I have three different time based dataframes with 10s of thousands of data points.
df1['time'] = 1, 2, 3, 4, 5
df1['data1'] = 1, 0, 0, 1, 0
df2['time'] = 1, 3, 5, 7, 9
df2['data2'] = a, b, c, d, e
df3['time'] = 3, 4, 5, 6, 7
df3['data3'] = z, y, x, w, v
I want to combine these dataframes into 1 dataframe only where they have the same time point existing.
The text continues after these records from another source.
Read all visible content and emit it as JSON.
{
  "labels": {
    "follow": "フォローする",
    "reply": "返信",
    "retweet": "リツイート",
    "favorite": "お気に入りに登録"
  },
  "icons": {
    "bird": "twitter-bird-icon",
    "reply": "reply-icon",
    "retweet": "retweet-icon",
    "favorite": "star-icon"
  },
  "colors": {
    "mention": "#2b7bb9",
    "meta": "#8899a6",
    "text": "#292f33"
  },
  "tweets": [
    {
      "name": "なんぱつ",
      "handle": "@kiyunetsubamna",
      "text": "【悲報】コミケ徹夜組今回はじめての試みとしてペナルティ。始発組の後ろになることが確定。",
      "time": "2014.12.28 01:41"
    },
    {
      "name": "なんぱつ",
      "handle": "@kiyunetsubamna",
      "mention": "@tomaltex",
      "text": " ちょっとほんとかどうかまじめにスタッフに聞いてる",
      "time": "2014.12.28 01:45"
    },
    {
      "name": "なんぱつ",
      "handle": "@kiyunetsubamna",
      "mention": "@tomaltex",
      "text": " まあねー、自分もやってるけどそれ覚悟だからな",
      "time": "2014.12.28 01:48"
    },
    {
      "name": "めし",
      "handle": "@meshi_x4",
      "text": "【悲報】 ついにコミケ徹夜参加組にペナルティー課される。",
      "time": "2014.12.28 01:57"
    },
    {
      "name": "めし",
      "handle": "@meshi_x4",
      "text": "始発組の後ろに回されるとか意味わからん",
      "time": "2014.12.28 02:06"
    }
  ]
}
In the above dataframes only time 3 and 5 exist concurrently across all three so merge those data points into the final dataframe.
df4['time'] = 3, 5
df4['data1'] = 0, 0
df4['data2'] = b, c
df4['data3'] = z, x
I've been trying to avoid iterating over the dataframes with if statements because of the numerous data points and the answer in How to iterate over rows in a DataFrame in Pandas from cs95 basically saying to avoid iterating if possible.
Am I stuck iterating through the dataframes or is there vectorization/list comprehension method I can follow?
You want to use pd.merge
. I think of it like a SQL join, it works very similarly. In the example below I'm doing 2 merges (a.k.a. joins), first with df1
to df2
as an inner join on the time column, then that merged dataframe is merged with df3
using inner join on time again.
import pandas as pd
df1 = pd.DataFrame({'time': [1,2,3,4,5], 'data1': [1,0,0,1,0]})
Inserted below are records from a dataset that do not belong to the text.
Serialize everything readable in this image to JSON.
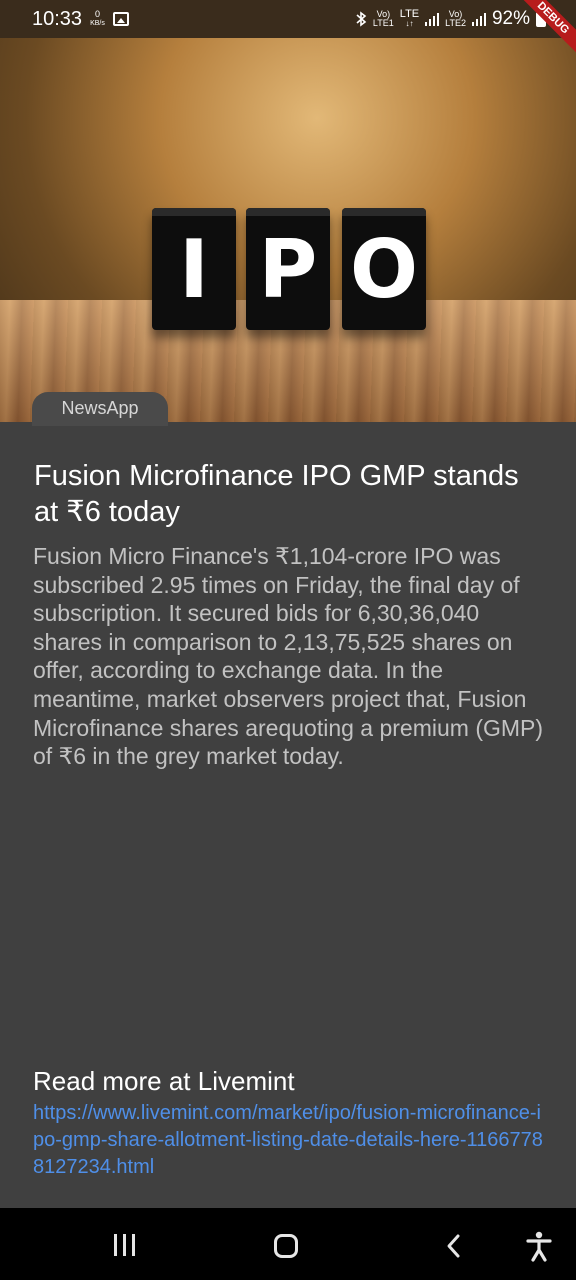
{
  "status_bar": {
    "time": "10:33",
    "data_speed_value": "0",
    "data_speed_unit": "KB/s",
    "sim1_label": "Vo)",
    "sim1_sub": "LTE1",
    "lte_label": "LTE",
    "sim2_label": "Vo)",
    "sim2_sub": "LTE2",
    "battery": "92%",
    "debug_banner": "DEBUG"
  },
  "hero": {
    "cube_letters": [
      "I",
      "P",
      "O"
    ]
  },
  "article": {
    "source": "NewsApp",
    "headline": "Fusion Microfinance IPO GMP stands at ₹6 today",
    "body": "Fusion Micro Finance's  ₹1,104-crore IPO was subscribed 2.95 times on Friday, the final day of subscription. It secured bids for 6,30,36,040 shares in comparison to 2,13,75,525 shares on offer, according to exchange data. In the meantime, market observers project that, Fusion Microfinance shares arequoting a premium (GMP) of ₹6 in the grey market today.",
    "read_more": "Read more at Livemint",
    "link": "https://www.livemint.com/market/ipo/fusion-microfinance-ipo-gmp-share-allotment-listing-date-details-here-11667788127234.html"
  },
  "nav": {
    "recents_icon": "recents-icon",
    "home_icon": "home-icon",
    "back_icon": "back-icon",
    "accessibility_icon": "accessibility-icon"
  }
}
df2 = pd.DataFrame({'time': [1,3,5,7,9], 'data2': ['a','b','c','d','e']})
df3 = pd.DataFrame({'time': [3,4,5,6,7], 'data3': ['z','y','x','w','v']})
df4 = df1.merge(df2, how='inner', on='time').merge(df3, how='inner', on='time')
df4
Out[211]:
time data1 data2 data3
0 3 0 b z
1 5 0 c x
inner
join only keeps values that exist in both dataframes. the on
field indicates which column(s) need to match to join.
Notice that the final result will include data1
, data2
, and data3
from each of the columns, if you have columns that are the same name in the datasets and are not included in on
then they will be renamed with _df1
, _df2
, _df3
respectively.